Леру ошеломила обыденность тона, которым были сказаны эти слова. Она, конечно, читала о такой сделке, но никогда ни в той, ни тем более в этой жизни не могла и предположить, что услышит такое. И столь безапелляционно. У нее перехватило дыхание. Неожиданно для себя вместо подступившего к горлу возмущения, которое должно было выплеснуться слезами, криком, чем угодно, Лера с трудом выдавила:
— А разве моя душа уже не принадлежит вечности?
— Глупая. Она никому не может принадлежать. Она того, кто управляет ею.
— Так все-таки борьба за душу продолжается и здесь?

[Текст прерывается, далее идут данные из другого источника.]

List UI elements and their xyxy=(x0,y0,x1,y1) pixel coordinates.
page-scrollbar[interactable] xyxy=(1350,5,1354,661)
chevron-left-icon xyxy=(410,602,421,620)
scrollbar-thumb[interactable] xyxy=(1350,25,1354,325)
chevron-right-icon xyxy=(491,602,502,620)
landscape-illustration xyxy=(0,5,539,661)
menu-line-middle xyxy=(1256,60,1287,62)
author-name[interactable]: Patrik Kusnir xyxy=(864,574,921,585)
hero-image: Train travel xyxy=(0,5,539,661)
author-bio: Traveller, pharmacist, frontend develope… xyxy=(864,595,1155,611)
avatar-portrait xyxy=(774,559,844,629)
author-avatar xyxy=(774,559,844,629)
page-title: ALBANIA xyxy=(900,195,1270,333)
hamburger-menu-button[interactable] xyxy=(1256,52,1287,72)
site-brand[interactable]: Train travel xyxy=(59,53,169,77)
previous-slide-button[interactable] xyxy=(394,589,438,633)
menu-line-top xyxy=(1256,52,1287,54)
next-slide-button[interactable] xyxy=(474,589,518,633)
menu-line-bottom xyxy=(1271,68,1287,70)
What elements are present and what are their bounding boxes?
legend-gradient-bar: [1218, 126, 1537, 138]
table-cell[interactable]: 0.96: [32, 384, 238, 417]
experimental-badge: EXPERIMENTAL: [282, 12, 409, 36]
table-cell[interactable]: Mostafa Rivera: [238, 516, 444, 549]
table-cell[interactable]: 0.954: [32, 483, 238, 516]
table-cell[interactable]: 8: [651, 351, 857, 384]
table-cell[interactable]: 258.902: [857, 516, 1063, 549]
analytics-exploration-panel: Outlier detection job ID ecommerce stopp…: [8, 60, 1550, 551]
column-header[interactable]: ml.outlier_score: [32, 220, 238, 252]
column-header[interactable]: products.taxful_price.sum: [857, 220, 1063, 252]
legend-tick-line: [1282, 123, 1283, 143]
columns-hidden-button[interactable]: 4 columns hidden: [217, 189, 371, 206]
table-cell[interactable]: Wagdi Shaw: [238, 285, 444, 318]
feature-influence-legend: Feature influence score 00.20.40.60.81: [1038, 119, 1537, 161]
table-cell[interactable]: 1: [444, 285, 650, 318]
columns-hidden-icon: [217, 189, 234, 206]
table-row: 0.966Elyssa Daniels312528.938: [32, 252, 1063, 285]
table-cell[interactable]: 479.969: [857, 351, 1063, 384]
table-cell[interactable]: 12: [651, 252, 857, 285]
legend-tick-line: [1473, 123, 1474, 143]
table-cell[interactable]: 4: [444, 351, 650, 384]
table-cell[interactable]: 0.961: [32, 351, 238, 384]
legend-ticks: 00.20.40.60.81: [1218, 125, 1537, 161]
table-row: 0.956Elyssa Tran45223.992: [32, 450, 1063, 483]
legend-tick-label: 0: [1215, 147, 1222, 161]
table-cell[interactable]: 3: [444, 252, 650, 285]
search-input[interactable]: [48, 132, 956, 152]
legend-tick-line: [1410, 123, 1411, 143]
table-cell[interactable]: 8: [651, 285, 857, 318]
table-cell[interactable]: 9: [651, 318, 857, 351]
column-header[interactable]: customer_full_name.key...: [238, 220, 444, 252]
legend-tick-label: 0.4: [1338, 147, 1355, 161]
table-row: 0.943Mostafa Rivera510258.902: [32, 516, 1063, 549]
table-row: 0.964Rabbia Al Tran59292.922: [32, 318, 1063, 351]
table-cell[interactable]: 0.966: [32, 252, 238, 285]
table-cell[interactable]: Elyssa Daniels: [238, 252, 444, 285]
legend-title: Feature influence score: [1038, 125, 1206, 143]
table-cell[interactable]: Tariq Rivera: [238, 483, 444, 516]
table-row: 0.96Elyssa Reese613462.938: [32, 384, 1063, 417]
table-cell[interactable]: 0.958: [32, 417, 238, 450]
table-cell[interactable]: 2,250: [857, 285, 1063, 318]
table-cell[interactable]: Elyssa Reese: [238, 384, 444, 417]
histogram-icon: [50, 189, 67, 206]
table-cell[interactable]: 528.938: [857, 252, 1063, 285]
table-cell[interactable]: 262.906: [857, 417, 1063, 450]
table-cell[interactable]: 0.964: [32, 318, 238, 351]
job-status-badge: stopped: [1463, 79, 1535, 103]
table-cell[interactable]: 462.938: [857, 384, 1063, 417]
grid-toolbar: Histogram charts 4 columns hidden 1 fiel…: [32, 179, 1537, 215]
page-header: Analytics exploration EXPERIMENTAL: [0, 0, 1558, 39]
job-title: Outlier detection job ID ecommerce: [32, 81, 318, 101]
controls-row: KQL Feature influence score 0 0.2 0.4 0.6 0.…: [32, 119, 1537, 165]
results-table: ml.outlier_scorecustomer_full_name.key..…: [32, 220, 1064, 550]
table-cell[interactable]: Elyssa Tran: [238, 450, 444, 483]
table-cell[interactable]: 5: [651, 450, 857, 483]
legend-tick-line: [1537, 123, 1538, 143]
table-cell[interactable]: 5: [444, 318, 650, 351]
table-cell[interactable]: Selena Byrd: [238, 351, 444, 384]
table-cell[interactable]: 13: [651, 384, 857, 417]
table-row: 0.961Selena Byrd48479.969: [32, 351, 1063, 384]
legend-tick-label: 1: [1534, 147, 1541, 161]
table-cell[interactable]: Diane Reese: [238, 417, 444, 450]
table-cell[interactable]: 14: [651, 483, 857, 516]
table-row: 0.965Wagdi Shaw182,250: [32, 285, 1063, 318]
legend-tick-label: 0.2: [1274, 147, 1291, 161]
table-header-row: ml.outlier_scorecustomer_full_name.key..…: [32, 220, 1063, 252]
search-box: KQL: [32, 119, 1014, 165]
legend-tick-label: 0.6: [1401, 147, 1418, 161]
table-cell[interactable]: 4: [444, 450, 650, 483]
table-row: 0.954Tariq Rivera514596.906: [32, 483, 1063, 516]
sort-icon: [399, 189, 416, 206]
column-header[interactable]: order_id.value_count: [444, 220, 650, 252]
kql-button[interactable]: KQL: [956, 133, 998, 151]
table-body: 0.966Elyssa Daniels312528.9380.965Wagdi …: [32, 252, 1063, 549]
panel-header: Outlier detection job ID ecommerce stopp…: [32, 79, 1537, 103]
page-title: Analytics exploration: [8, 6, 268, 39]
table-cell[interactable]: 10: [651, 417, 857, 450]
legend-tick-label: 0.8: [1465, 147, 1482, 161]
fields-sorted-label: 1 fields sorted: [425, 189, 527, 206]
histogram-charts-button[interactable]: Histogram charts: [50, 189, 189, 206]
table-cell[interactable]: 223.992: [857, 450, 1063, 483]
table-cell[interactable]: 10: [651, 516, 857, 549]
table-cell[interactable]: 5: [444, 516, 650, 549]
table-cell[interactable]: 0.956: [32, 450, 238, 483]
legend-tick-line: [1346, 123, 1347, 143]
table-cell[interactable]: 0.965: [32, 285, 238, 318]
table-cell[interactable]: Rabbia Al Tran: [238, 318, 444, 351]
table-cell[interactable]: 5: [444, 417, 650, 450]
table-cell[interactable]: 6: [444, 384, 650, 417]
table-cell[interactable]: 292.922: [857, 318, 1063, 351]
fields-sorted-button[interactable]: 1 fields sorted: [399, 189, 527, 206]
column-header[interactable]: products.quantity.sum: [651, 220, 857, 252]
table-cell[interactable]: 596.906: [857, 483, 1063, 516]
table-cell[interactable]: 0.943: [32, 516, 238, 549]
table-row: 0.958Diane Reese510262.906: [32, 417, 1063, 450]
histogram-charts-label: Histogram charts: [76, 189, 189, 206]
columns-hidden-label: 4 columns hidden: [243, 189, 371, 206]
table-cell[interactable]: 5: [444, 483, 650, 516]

— Какая борьба? Право, оставь эти выдумки великих мракобесов! Помощь душе человека может идти отовсюду. И только те, кто хотел бы иметь монопольное право на нее, назвали такую возможность борьбой!
Утверждения, что злодеи продали свою душу, — всего лишь расхожие домыслы. Представь, сколько людей погубили бы и замучили они еще, не очутись они здесь. А так они давно, и добровольно, слышишь, добровольно искупают свою вину.
— Так чего же вы хотите? Лишить меня выбора?
— Хм, ну почему же? — Ей вдруг отчетливо показалось, что собеседник смутился. — Как раз напротив, я предлагаю тебе сделать, может быть, самый главный выбор в жизни.